WebAssembly / wasi-clocks

Clocks API for WASI
40 stars 14 forks source link

Changes to timezones API #69

Open yoshuawuyts opened 5 months ago

yoshuawuyts commented 5 months ago

Following up on https://github.com/WebAssembly/wasi-clocks/issues/68 and https://github.com/WebAssembly/wasi-clocks/pull/61#issuecomment-2174491391, we likely want to make changes to the @unstable timezone proposal based on feedback. This is exactly what the unstable status of this extension was for, so I'm happy we're able to iterate on it - thanks to everyone who has provided feedback so far!

Current API

package wasi:clocks@0.2.0;

@unstable(feature = clocks-timezone)
interface timezone {
    @unstable(feature = clocks-timezone)
    use wall-clock.{datetime};

    @unstable(feature = clocks-timezone)
    display: func(when: datetime) -> timezone-display;

    @unstable(feature = clocks-timezone)
    utc-offset: func(when: datetime) -> s32;

    @unstable(feature = clocks-timezone)
    record timezone-display {
        utc-offset: s32,
        name: string,
        in-daylight-saving-time: bool,
    }
}

Summary of challenges

  1. in-daylight-saving-time cannot be (easily) implemented in the browser https://github.com/WebAssembly/wasi-clocks/issues/68
  2. in-daylight-saving-time has corner cases, and probably should not just be provided as a boolean https://github.com/moment/moment-timezone/issues/968
  3. timezone offsets should not be measured in seconds, but a more granular time unit https://github.com/WebAssembly/wasi-clocks/pull/61#issuecomment-2174491391
  4. timezone name should be a software-friendly identifier from the IANA Time Zone Database, it's unclear whether that's the case right now

cc/ @justintgrant - did I summarize your feedback accurately in this issue?

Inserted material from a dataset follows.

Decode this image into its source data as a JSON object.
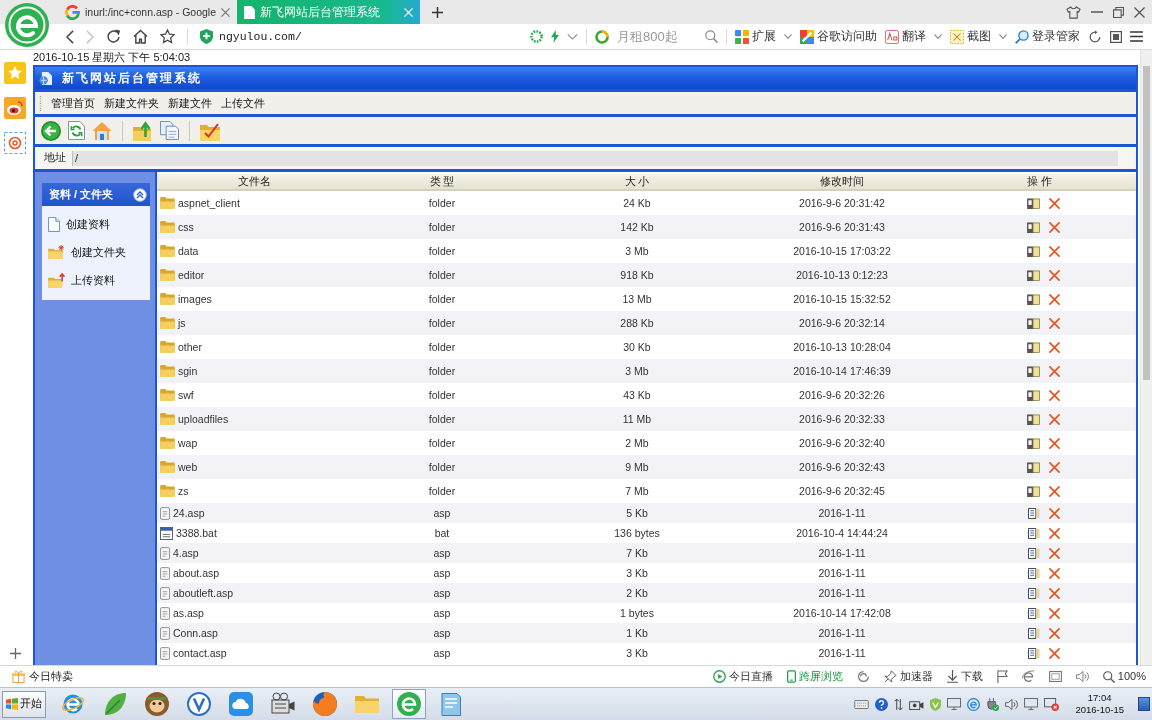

justingrant commented 5 months ago

cc/ @justintgrant - did I summarize your feedback accurately in this issue?

Yep! Here's more:

cdmurph32 commented 5 months ago

Thanks @yoshuawuyts. I'm happy to stay involved with this. My goal with the timezone PR was to support Rust crates and binaries that use the chrono crate, as it is one of the most commonly used libraries.

ptomato commented 5 months ago

Justin already covered most of the feedback I'd have given. I have only a minor thing to add. I'd recommend avoiding the name name because I always find it ambiguous whether that refers to a machine-friendly name or human-friendly name. For the former I'd use id, the latter display-name.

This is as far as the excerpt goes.